I wouldn't be so sure that this "doesn't happen". Scientists of all kinds, not infrequently, have to deal with a multi-dimensional reality (dozens of dimensions, sometimes). That's what long-used statistical techniques like factor analysis are all about. Such techniques are being refined all the time, including use of sophisticated mathematical ideas from topology. But that's a complicated story in itself. The short summary is that of two studies (medical or otherwise) that contradict each other, it's not at all clear that either one or the other has to be "correct", unless they are fairly simplistic, such as "Y is the main cause of disease X". A finding that "Z is the main cause" is contradictory, yet both could be wrong. There may be many "causes", including some more significant than either Y or Z.

I'd suggest that one conclusion that can be drawn from Freedman's critique (whatever flaws it may have) is that proper medical reporting is a lot harder to do than is actually done most of the time. To do a proper job, the reporter needs to be aware of just what other lines of research have already been done that paint a very different picture from some "new" finding. And if a particular reporter lacks a substantial awareness in the topic, it's even more essential to contact other scientists in the topic area who can provide the necessary perspective.

Editors need to insist on this kind of depth. It's more than just a he-said/she-said issue of balance - there needs to be enough perspective to be able to offer a useful assessment as to how much consensus does, or doesn't, exist for a particular topic.
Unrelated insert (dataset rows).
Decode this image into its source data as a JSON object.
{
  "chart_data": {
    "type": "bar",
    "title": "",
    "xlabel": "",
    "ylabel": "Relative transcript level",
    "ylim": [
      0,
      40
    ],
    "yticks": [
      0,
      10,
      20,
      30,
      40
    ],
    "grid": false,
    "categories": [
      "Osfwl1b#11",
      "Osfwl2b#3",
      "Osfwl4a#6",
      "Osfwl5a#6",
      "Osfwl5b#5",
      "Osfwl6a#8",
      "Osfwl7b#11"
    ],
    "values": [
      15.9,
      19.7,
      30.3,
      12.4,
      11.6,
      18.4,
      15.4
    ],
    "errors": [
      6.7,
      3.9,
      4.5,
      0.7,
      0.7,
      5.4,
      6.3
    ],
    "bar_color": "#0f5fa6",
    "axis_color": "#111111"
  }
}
This situation is very different from scientific fields such as physics, which have a tradition of requiring very high levels of statistical significance. A field that tolerates a 1 in 20 chance of statistical error, or even 1 in 50, is very different from a field that insists on only one chance in 20 million.

I stand by what I commented on Friedman's story. A major part of the problem is that p-values are too loose in medical research. No, I'm not looking for, and know we can't have, the 0.01 percent of physics. But, at least no looser than 3 percent, if not 2 percent, across the board?

We'd probably get rid of some of the he said, she said, right there.

That said, I agree that his extension of the critique to science journalism in general was off base.